01 -
Wash and peel the russet potatoes thoroughly. Grate them using the large holes of a box grater directly into a mixing bowl.
02 -
Working in batches, gather the grated potatoes in your hands or in a clean kitchen towel and firmly squeeze out as much liquid as possible. Discard the liquid.
03 -
To the drained potatoes, add grated onion, egg, flour, kosher salt, and black pepper. Mix by hand until evenly combined. If the mixture appears too wet, lightly sprinkle with more flour as needed.
04 -
Pour vegetable oil into a 12-inch cast iron or heavy skillet to a depth of about 1/4 inch and heat over medium-high until shimmering and a drop of potato sizzles on contact.
05 -
Scoop approximately 2 tablespoons of the mixture per pancake into the hot oil.

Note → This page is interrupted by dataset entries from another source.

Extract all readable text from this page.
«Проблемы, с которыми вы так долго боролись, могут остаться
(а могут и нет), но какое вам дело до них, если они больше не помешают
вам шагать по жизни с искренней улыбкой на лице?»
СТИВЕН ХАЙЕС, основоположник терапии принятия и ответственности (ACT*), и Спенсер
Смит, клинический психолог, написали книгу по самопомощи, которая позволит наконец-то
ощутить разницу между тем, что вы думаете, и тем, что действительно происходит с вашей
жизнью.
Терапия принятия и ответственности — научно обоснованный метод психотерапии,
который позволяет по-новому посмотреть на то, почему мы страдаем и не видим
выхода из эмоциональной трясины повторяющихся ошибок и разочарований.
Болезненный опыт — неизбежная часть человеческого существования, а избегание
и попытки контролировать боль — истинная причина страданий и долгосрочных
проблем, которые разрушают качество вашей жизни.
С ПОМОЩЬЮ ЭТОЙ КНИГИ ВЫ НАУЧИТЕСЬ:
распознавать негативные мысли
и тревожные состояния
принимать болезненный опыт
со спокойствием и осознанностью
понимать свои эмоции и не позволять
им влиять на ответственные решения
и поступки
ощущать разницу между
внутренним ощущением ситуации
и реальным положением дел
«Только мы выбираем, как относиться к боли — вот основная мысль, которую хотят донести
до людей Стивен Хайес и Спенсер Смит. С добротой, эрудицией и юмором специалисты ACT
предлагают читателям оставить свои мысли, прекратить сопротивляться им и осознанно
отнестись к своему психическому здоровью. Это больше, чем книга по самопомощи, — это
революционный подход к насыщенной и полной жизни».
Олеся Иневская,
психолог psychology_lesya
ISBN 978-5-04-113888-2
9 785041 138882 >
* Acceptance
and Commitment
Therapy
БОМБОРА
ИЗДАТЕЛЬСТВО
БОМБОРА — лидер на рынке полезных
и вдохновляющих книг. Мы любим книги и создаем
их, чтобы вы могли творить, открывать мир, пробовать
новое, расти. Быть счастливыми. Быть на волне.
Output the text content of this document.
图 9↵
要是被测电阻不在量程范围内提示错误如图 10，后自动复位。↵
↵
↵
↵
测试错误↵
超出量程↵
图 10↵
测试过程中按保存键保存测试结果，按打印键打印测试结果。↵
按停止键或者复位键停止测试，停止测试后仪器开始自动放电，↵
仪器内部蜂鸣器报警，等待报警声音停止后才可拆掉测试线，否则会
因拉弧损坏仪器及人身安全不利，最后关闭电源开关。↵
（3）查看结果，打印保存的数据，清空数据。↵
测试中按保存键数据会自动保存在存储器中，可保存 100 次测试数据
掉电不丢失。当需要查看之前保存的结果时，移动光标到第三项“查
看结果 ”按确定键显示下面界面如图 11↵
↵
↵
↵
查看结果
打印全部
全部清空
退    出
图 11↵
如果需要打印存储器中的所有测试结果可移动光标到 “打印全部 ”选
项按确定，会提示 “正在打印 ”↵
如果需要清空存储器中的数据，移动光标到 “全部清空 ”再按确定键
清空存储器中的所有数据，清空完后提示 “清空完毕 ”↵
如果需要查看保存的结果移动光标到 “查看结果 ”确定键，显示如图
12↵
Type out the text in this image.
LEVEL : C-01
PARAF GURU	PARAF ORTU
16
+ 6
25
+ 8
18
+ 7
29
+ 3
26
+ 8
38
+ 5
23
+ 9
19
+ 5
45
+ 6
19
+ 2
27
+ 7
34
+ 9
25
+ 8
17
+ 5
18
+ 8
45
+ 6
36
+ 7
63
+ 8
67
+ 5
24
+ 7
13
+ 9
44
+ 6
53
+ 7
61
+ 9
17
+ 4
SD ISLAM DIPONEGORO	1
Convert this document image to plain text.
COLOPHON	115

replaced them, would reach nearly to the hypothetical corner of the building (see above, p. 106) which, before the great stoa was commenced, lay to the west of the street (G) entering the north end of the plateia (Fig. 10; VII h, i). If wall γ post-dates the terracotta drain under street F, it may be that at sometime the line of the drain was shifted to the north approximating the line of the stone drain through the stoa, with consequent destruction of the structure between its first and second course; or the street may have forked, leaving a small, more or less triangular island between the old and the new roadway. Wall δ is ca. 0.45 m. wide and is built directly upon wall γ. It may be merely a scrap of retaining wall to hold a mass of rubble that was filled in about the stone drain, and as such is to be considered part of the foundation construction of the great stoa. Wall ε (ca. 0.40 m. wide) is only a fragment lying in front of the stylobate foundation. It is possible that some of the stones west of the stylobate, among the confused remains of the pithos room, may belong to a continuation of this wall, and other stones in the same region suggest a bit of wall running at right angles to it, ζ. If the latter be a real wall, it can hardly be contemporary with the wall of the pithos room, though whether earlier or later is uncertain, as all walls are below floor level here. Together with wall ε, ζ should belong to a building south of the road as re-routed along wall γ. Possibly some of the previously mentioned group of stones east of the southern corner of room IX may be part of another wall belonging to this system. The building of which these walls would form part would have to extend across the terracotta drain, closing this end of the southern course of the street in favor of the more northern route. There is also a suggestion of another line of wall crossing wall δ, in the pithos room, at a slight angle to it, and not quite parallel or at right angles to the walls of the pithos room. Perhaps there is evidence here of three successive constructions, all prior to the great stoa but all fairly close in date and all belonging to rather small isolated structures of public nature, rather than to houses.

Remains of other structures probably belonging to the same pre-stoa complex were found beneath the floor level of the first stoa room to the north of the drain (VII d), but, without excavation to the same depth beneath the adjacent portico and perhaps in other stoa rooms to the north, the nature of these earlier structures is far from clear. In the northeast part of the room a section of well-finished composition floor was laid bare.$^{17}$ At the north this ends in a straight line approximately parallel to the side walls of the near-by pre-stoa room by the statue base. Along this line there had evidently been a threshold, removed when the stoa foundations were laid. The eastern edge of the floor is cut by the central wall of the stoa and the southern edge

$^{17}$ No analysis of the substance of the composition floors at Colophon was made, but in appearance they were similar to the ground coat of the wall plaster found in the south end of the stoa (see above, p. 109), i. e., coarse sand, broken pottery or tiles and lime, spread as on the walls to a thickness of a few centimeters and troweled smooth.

Flatten gently with the back of the spoon. Fry in batches, spacing pancakes to prevent overcrowding, for 2 to 3 minutes per side until golden brown and crisp.
06 -
Once all pancakes are cooked, increase heat slightly and return each pancake to the oil. Fry about 30 seconds per side to enhance crispness.
07 -
Remove pancakes from oil and drain on paper towels in a single layer. Immediately season lightly with additional salt while hot.
08 -
Serve hot with applesauce, sour cream, or a fried egg as desired.